Video card RAM is special in other ways. All the vidoe card's hardware accellerated drawing capailities draw to video ram. If you copy image data from vidoe RAM to video RAM it is also much faster then ciopying to or from the computer's main memory.
Okay so heres how it all gets put together. I'll describe double buffer ing first and then show why in practice its best to extend to trippel buffering.
In double buffering you have one image on the screen and one in vidoe ram not yet displayed. You do all your drawing to that image and, when it is done, with the write of a single pointer, flip the screens. Since all the drawing is hidden and the flip only happens when you are done, you get nice clean aniamtion frames similar to (but much faster then) what double buffering in AWT gives you.
Assuming you can draw your screens at the scan rate of the video montior or better you can get animation rates up to the reresh rate of your monitor.
In order to draw those frames msot efficiently, the image soruces for thinsg like ships, players, etc are also ideally held in another part of video RAM.
So thats double buffering, why do we nother to tripple buffer? The reason is this. Remember earlier I talked about how video pixels are scanned squentially otu of memory? Thsi is because video monitors really only draw one pixel at a time. They "scan" them out very quickly in left-to-right rows from top-to-bottom-- so quickly yo uarent even aware of it. When its done, it moves its pixel-crayon (the electron gun beam) back to the top corner and starts all over again. The period of time in which it is moving that pixel-crayon back is called the "video retrace."
If I were to chnage the video pointer while the pixel-crayon is in motion across the screen, I would get part of one frame in the pixels already drawn and part of the next frame in the pixels drawn after the change. This is what causes the visual phenomenon of "video tear".
The solution is to wait to change the video pointer until the video retrace. This action of waiting for the video retrace is called scan-synchronization.

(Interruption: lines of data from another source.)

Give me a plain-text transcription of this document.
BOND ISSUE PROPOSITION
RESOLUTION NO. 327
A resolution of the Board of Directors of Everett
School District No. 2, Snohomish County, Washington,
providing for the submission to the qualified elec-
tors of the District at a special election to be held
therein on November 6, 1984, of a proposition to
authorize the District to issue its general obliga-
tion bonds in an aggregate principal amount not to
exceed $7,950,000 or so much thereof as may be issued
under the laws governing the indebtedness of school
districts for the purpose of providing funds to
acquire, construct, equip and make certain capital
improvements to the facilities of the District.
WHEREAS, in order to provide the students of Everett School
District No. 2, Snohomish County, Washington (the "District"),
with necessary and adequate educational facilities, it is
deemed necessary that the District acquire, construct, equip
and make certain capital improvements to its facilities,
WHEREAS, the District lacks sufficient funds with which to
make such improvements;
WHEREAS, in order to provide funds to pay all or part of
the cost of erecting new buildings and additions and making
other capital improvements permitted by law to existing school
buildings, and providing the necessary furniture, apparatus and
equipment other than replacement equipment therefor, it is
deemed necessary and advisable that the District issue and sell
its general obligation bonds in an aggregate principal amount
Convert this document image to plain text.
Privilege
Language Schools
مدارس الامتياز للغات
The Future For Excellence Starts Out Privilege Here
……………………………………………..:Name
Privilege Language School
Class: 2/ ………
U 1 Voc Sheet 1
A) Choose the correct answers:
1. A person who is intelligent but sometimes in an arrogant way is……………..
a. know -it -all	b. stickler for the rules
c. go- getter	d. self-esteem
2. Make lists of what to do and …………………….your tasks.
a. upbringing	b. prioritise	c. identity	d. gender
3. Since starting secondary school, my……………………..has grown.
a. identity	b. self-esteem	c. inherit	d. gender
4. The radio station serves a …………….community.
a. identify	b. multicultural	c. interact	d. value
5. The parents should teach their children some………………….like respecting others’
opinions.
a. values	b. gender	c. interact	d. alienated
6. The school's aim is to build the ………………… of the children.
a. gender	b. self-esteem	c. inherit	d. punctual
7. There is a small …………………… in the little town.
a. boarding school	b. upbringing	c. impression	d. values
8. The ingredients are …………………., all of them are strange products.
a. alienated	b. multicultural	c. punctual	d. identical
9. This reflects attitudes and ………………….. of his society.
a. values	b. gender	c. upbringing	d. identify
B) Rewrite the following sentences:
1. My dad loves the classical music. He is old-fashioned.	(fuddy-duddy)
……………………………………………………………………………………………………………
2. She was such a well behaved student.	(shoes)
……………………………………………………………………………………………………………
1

What does all this have to do with tripple buffering? I'm glad you asked
Lets say we finish drawing a frame and are now waiting for video retrace. W cannot make any chnages to the buffer that is waiting for display, its done. We cannot make any changes to the currently displayed buffer because its still on the screen. The result is that all drawing stops while we wait for the video retrace. Thsi is wasteful and hurts your frame rate.
If we had ANOTHER buffer we could start drawing to it without waiting for the video retrace. Enter tripple buffering. In a tripple buffering scheme you have a ring of 3 buffers that are displayed in sequence. At any given time one is on the screen, one can be waiting to be displayed, and one is being drawn to.
And THATS how full screen buffer flipping works. BufferStrategy builds the buffer chain and manages it for you so all you need to do is request a graphics for the current buffer to draw to, darw to it, tell BufferStrategy to advance and show the next frame, and do it again.
Whew. Got all that? Time for the last complication. Buffer Stratgey cna be used in Windowed as well as FullScreen mode. How does that work? if you change the video pointer you lose everything that in all the other windows on the screen.
The answer is that it fakes it. It still gives you an offscreen buffer to draw to but rather then flipping the video pointer, when you request it to advance it copies the next frames data into the window's area in the displayed image.
Windows APIs provide no way to scan synchronize such a copy (an oversight on their part) so some tearing can and will occur in this mode.